The hadrons gain that energy when they travel lap by lap in opposite directions inside a circular accelerator, built into caverns 100 m underground near Geneva. The collisions will create the smallest known nuclear particles, the universe’s fundamental building blocks. Additionally, a wide range of other radiation is generated, but is well shielded from the public by the rocks of the Alps.
However, shortly after the European Organization for Nuclear Research’s (CERN) machine was switched on, it had to be switched off because a faulty electrical connection between two of the accelerator’s magnets caused helium to leak into the underground tunnel. The electromagnets guide the hadrons around the accelerator and must be superconducting, which requires chilling them with the liquid helium to about –271 °C – a temperature colder than that of outer space.
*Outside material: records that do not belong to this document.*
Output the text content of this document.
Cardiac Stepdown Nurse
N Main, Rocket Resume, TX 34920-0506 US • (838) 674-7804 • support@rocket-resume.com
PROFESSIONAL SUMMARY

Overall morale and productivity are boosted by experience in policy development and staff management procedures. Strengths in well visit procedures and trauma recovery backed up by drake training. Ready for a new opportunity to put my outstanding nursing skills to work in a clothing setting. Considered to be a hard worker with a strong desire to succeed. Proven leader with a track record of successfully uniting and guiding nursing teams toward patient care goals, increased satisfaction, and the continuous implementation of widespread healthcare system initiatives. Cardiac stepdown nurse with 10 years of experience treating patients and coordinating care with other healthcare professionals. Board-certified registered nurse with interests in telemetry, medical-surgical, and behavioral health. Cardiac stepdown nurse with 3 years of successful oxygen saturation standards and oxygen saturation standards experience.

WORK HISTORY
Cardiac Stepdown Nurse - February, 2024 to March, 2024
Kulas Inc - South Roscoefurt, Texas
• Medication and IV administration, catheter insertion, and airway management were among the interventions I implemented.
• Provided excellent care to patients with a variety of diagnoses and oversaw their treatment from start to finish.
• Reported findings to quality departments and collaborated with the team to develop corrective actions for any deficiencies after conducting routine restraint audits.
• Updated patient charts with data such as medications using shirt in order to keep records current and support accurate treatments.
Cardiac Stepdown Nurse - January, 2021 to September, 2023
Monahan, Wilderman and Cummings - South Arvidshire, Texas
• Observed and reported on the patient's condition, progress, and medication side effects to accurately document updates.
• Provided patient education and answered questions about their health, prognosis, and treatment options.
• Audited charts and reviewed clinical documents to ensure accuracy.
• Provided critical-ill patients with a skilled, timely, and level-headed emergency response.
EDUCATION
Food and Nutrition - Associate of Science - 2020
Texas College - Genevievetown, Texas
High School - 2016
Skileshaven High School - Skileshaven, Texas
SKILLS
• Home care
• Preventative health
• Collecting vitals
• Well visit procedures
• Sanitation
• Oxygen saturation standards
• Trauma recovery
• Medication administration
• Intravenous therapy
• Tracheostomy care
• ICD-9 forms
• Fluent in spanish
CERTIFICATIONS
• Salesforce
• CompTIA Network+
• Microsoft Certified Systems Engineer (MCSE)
But while the LHC is being repaired (and news of it is cooling down), let’s take a step back and look at what is behind the machine and facilitating the experiments.
Tons of data
Key to understanding what is going on are about 150 million sensors delivering data 40 million times per second, out of which about 100 collisions of interest will be filtered in every second. The resulting data flow from all experiments is about 700 MB/s, or about 15 million GB per year, equal to a stack of CDs about 20 km tall (or 100,000 DVDs). The data is accessed and analysed by thousands of scientists worldwide, who are connected via a computing grid.
Another challenge is controlling the experiment – connecting all parts of the setup within the 27-km-long tunnel under the Alps with the control centre – considering the high levels of radiation being produced by the accelerator. The traditional approach of using coaxial cables is not viable because it lacks the bandwidth required; hence, light and fibres are the obvious choice.
Finding the fibre
Although using optical fibres under high radiation levels was not entirely new territory for CERN, it was an area to be readdressed. This was done by inviting suppliers to provide samples of single-mode fibre that could meet the requirements of the LHC application: Radiation-induced losses could not exceed 7 dB/km at 1310 nm after exposure, with a total ionizing dose of 100,000 gray from high-energy physics being the main requirement.
The performance of seven fibres (out of an initial selection of 12) was compared in a study conducted by Fraunhofer Institute INT of Euskirchen, Germany, and tests were run using the institute’s in-house 60Co as a gamma radiation source and also at CERN under high-energy physics radiation conditions.
“Radiation normally changes every property of the fibre,” said the institute’s Dr. Jochen Kuhnhenn, “but resistance can be built in.” This was confirmed by tests he and his team performed, which showed that there can be a huge impact, with radiation causing losses mounting at 35 dB/km, but also that there was one fibre that actually showed a saturation of theses losses versus radiation dose – at a level of less than 5 dB/km. Further details on the tests and the fibres, which also are likely to be relevant for space or nuclear applications, were published in IEEE Transactions on Nuclear Science, Vol. 55, No. 4, August 2008.
The winning fibre, submitted and manufactured by Fujikura Ltd. of Japan, was selected to supply 2500 km of the material, which now connects all of the LHC sensors. Although how this was achieved appears to be a bit of a secret, Kuhnhenn points out that the fibre doping plays a key role. It is a standard step when making the fibre, inducing the important refractive index difference between the cladding and core, which keeps the light well contained. The winning fibre used fluoride doping, whereas germanium-doped fibres performed the worst.
Because making such radiation-insensitive fibre takes a long time, you might have to take it slow sometimes when you want to offer fast communication.